Asked if he wants to run for president in 2024, Khodorkovsky said, “I am against anyone running to replace Putin. I think it’s a doomed position.”
Contrary to whispers that the former oil tycoon would launch a political career upon his release from prison in 2013, Khodorkovsky has a longer-term strategy: a 10-year plan to lay stronger civil and political foundations in Russia for when the Putin regime is “swept away.”
Khodorkovsky is ready to finance alternative leaders, particularly young ones. But he doesn’t want a revolution — he wants an evolution that focuses on policies not personalities.
“If there’s a parliamentary system and a president is needed ... that person should have minimal ambitions,” he said.
And that person probably won’t be Khodorkovsky himself.
He knows he’s widely disliked for making billions in the country’s turbulent 1990s while most Russians suffered bitterly. Known for his steely determination in business, Khodorkovsky bought up floundering state companies for a pittance, turned them around and used his resulting power to squeeze out rivals and minority shareholders.
Asked how he responds to Russians who see him as a thief, Khodorkovsky sighs deeply and stares at the table. After a pause, he calls his fortune a “justified bonus” for his work.
But unlike other Russian oligarchs, Khodorkovsky now enjoys an exceptional moral authority for surviving years in Russia’s dismal penal system and waging legal battles in a corrupt and troubled justice system.
And his money speaks: funding his Open Russia political movement that supports opposition politicians, provides legal support for victims of rights abuse and runs media projects.
He was pardoned in 2013 but the Kremlin still sees him as a threat — the Open Russia website and all affiliated domain names have been blocked in Russia since Christmas.
Khodorkovsky “is relevant as long as he has his political movement ... he wants to keep his possibilities open,” said Alexei Makarkin of the Center for Political Technologies in Moscow.
“He has support in society - rather small, but it exists,” Makarkin said — and that could prove useful “if the machine of the state turns out to be not as durable as expected and suddenly collapses.”
In the meantime, Khodorkovsky travels around Europe and the United States to meet like-minded Russians, invests in real estate and gives lectures at universities.
He is bemused by the Russian security services’ haphazard attempts to keep tabs on him, but no longer fears for his life, rejecting the question with a nonchalant shrug.
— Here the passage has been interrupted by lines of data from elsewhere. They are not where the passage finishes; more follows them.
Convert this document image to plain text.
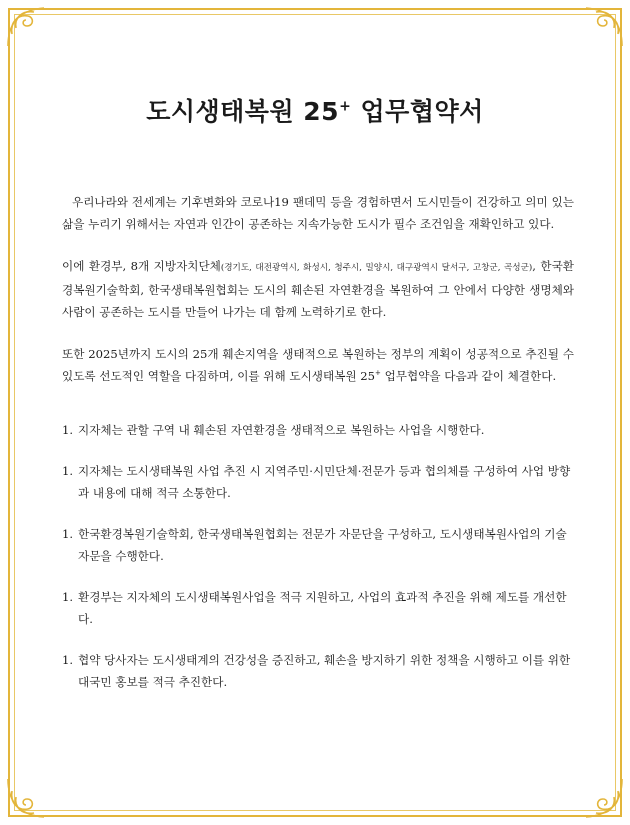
도시생태복원 25+ 업무협약서

우리나라와 전세계는 기후변화와 코로나19 팬데믹 등을 경험하면서 도시민들이 건강하고 의미 있는 삶을 누리기 위해서는 자연과 인간이 공존하는 지속가능한 도시가 필수 조건임을 재확인하고 있다.

이에 환경부, 8개 지방자치단체(경기도, 대전광역시, 화성시, 청주시, 밀양시, 대구광역시 달서구, 고창군, 곡성군), 한국환경복원기술학회, 한국생태복원협회는 도시의 훼손된 자연환경을 복원하여 그 안에서 다양한 생명체와 사람이 공존하는 도시를 만들어 나가는 데 함께 노력하기로 한다.

또한 2025년까지 도시의 25개 훼손지역을 생태적으로 복원하는 정부의 계획이 성공적으로 추진될 수 있도록 선도적인 역할을 다짐하며, 이를 위해 도시생태복원 25+ 업무협약을 다음과 같이 체결한다.

1. 지자체는 관할 구역 내 훼손된 자연환경을 생태적으로 복원하는 사업을 시행한다.
1. 지자체는 도시생태복원 사업 추진 시 지역주민·시민단체·전문가 등과 협의체를 구성하여 사업 방향과 내용에 대해 적극 소통한다.
1. 한국환경복원기술학회, 한국생태복원협회는 전문가 자문단을 구성하고, 도시생태복원사업의 기술 자문을 수행한다.
1. 환경부는 지자체의 도시생태복원사업을 적극 지원하고, 사업의 효과적 추진을 위해 제도를 개선한다.
1. 협약 당사자는 도시생태계의 건강성을 증진하고, 훼손을 방지하기 위한 정책을 시행하고 이를 위한 대국민 홍보를 적극 추진한다.
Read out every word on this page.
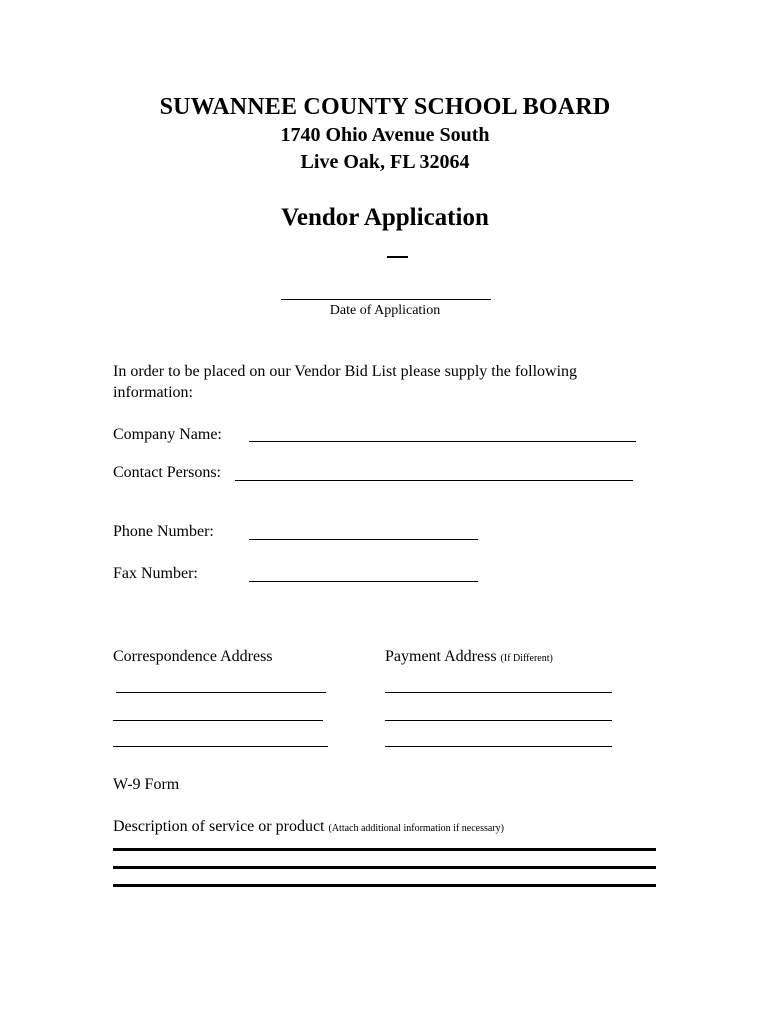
SUWANNEE COUNTY SCHOOL BOARD
1740 Ohio Avenue South
Live Oak, FL 32064
Vendor Application
Date of Application
In order to be placed on our Vendor Bid List please supply the following
information:
Company Name:
Contact Persons:
Phone Number:
Fax Number:
Correspondence Address	Payment Address (If Different)
W-9 Form
Description of service or product (Attach additional information if necessary)
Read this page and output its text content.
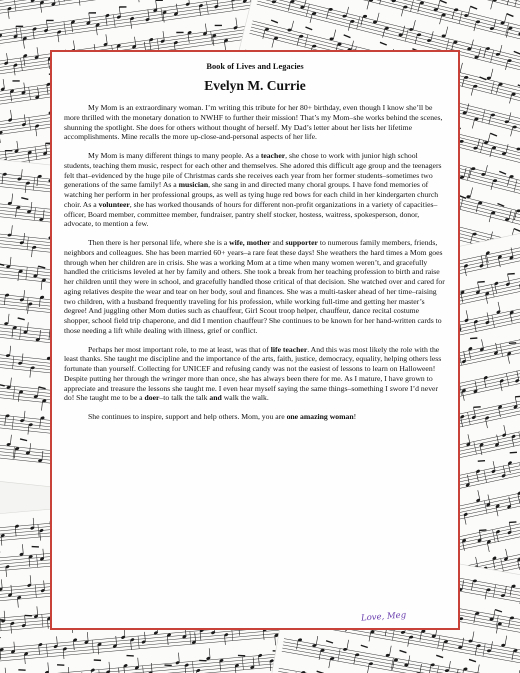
Book of Lives and Legacies
Evelyn M. Currie

My Mom is an extraordinary woman. I’m writing this tribute for her 80+ birthday, even though I know she’ll be more thrilled with the monetary donation to NWHF to further their mission! That’s my Mom–she works behind the scenes, shunning the spotlight. She does for others without thought of herself. My Dad’s letter about her lists her lifetime accomplishments. Mine recalls the more up-close-and-personal aspects of her life.

My Mom is many different things to many people. As a teacher, she chose to work with junior high school students, teaching them music, respect for each other and themselves. She adored this difficult age group and the teenagers felt that–evidenced by the huge pile of Christmas cards she receives each year from her former students–sometimes two generations of the same family! As a musician, she sang in and directed many choral groups. I have fond memories of watching her perform in her professional groups, as well as tying huge red bows for each child in her kindergarten church choir. As a volunteer, she has worked thousands of hours for different non-profit organizations in a variety of capacities–officer, Board member, committee member, fundraiser, pantry shelf stocker, hostess, waitress, spokesperson, donor, advocate, to mention a few.

Then there is her personal life, where she is a wife, mother and supporter to numerous family members, friends, neighbors and colleagues. She has been married 60+ years–a rare feat these days! She weathers the hard times a Mom goes through when her children are in crisis. She was a working Mom at a time when many women weren’t, and gracefully handled the criticisms leveled at her by family and others. She took a break from her teaching profession to birth and raise her children until they were in school, and gracefully handled those critical of that decision. She watched over and cared for aging relatives despite the wear and tear on her body, soul and finances. She was a multi-tasker ahead of her time–raising two children, with a husband frequently traveling for his profession, while working full-time and getting her master’s degree! And juggling other Mom duties such as chauffeur, Girl Scout troop helper, chauffeur, dance recital costume shopper, school field trip chaperone, and did I mention chauffeur? She continues to be known for her hand-written cards to those needing a lift while dealing with illness, grief or conflict.

Perhaps her most important role, to me at least, was that of life teacher. And this was most likely the role with the least thanks. She taught me discipline and the importance of the arts, faith, justice, democracy, equality, helping others less fortunate than yourself. Collecting for UNICEF and refusing candy was not the easiest of lessons to learn on Halloween! Despite putting her through the wringer more than once, she has always been there for me. As I mature, I have grown to appreciate and treasure the lessons she taught me. I even hear myself saying the same things–something I swore I’d never do! She taught me to be a doer–to talk the talk and walk the walk.

She continues to inspire, support and help others. Mom, you are one amazing woman!

Love, Meg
His voice rises, however, when railing against enemies — including today’s Russian oligarchs, who he says are too invested in the current system to stand up to Putin. He said a recent name-and-shame U.S. list of rich and powerful Russians means the oligarchs now face a life-changing choice.
“Stay and work in Putin’s Russia, but then understand that from that moment on, you no longer have opportunities outside Russia’s borders. Or say, that’s it, we earned something, and now we need to get out of this game before it’s too late,” he said.
He’s also frustrated that U.S. and EU sanctions — prompted by Russia’s 2014 annexation of Crimea and its support for separatists in eastern Ukraine — feed Putin’s argument that Russians’ problems are caused by the West.
U.S. officials “say ‘we are helping the Russian opposition with sanctions.’ No, you are not helping,” he said.
However he doesn’t think that Putin organized interference to ensure Donald Trump’s election in 2016.
“America is a powerful democratic system and no czar, even with loyal hacker armies, is capable of deforming such a system,” he declared.